2024 Author: Harry Day | [email protected]. Last modified: 2023-12-17 15:43
Guilt - the experience that I have done a bad deed, a bad choice, done something wrong, acted badly, not right.
Guilt is formed for the first time in the so-called oedipal period of development: 3-6 years. When a child lives identification with a parent of the same gender, learns social behavior, realizes his place in the family triad. At this age, the child begins to understand that there are certain norms and rules in his family that must be observed. How to do good and how bad.

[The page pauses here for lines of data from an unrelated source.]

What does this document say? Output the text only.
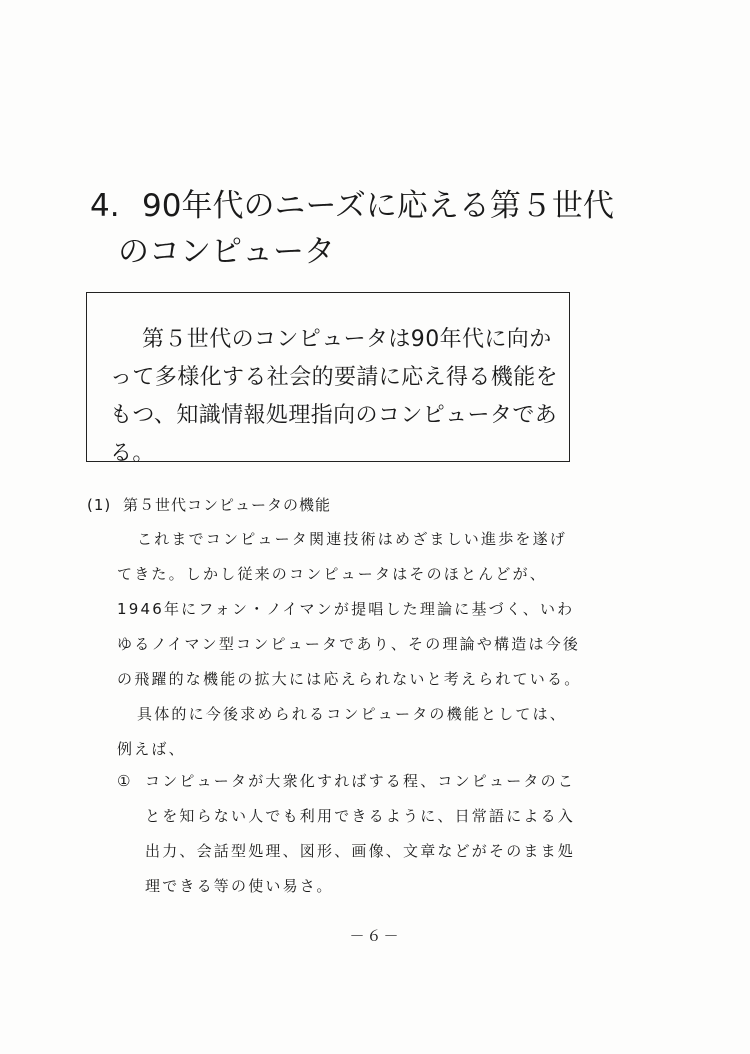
4. 90年代のニーズに応える第５世代
のコンピュータ

第５世代のコンピュータは90年代に向かって多様化する社会的要請に応え得る機能をもつ、知識情報処理指向のコンピュータである。

(1) 第５世代コンピュータの機能

これまでコンピュータ関連技術はめざましい進歩を遂げてきた。しかし従来のコンピュータはそのほとんどが、1946年にフォン・ノイマンが提唱した理論に基づく、いわゆるノイマン型コンピュータであり、その理論や構造は今後の飛躍的な機能の拡大には応えられないと考えられている。

具体的に今後求められるコンピュータの機能としては、例えば、

① コンピュータが大衆化すればする程、コンピュータのことを知らない人でも利用できるように、日常語による入出力、会話型処理、図形、画像、文章などがそのまま処理できる等の使い易さ。
－６－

Parents teach us responsibility for our little children's actions. They teach that every action has its consequences. This is how we prepare for our future adaptation in society.
Where guilt appears, our internal responsibility for this or that deed, choice, action, word, and sometimes even thought is included.

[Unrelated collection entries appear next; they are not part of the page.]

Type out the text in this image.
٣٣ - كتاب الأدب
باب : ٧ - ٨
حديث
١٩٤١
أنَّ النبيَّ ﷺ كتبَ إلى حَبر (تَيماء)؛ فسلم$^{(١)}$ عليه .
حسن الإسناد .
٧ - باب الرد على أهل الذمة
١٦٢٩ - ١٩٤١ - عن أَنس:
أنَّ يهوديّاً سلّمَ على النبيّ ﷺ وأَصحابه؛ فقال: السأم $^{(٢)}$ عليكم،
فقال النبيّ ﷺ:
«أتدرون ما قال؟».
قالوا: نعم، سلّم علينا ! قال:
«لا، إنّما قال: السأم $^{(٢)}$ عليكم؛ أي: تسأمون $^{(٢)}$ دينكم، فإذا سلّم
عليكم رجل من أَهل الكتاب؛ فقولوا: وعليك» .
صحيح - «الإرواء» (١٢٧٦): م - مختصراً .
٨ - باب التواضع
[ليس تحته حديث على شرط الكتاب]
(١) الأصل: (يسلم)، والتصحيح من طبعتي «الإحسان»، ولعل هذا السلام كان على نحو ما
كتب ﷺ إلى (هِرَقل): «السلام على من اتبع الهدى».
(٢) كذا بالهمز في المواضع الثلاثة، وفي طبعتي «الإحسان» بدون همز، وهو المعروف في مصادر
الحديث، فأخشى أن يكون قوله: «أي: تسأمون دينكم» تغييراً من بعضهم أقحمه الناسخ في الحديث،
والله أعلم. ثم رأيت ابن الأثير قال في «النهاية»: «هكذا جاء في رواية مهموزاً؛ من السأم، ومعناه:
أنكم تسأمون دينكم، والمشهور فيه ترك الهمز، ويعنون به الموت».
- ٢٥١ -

What happens to people who, in adulthood, too often find themselves in this difficult and sometimes difficult experience?
For example, a child plays noisily, runs around the house, yells, has fun, and his mother has a headache. A message of the type: “Don't shout, I got a headache from you. Put the toys together and sit still”gives the child the wrong coordinates in terms of responsibility. He now knows that his mother's migraine is the fruit of his noisy activities, which, by the way, bring a lot of pleasure. That is, the mother transfers responsibility for the uncontrolled process in her body to the child, who, after such a mother’s remark, will most likely subside. And not from an adult realization that my mother ought to sympathize and play quieter. The child is not yet capable of this. Simply because I felt guilty. At the most pleasant moment for yourself.
With frequent repetition of the experiment and sufficient sensitivity of the child, the effect “I always feel guilty when I’m having a lot of fun, and I’m about to go into the breakaway” or “if I feel good, it may be uncomfortable for someone, unpleasant” is at least logical. Can accompany in adulthood, obsessively screwing up life. Where it came from - it is far from immediately possible to remember.
Anyone who is lucky with fun can do nothing and beat the thumbs - in life it is impossible. Or, for example, talking about yourself, showing off, drawing attention to yourself. The main thing is that you bear responsibility for the feelings of other people, their mood, complexion and regularity of the chair more often and in full.
Guilty people often have a habit of blaming someone else. In order to take off part of your overwhelming burden, shifting it onto a friend. But some carry it with honor on their own, without spilling it, so to speak. Responsible for all relationships in their lives, for high positions, for the success, honor and prestige of any idea. The more unnecessary responsibility, the less internal freedom.
Hyperresponsibility in turn attracts all kinds of manipulators, parasites and parasites to such people. They - stepped on a sore corn, the person became guilty, where he was used to, that everything depends on him, and now he has already gone to rectify the situation. Myself. You don't even need to ask him.
Life is very difficult when you are responsible for too much.
How can I avoid this? When you notice that you feel guilty before someone, before throwing an apology or correction, ask yourself: is this my area of responsibility? Did you take it voluntarily, or are they trying to impose it on you? And if you took it, but it is difficult to carry - can you calmly refuse it?
The freedom of your choice in this place is the best criterion. If your responsibility is voluntary and does not interfere with your life - honor and praise to you. A lot in this world rests on responsible people.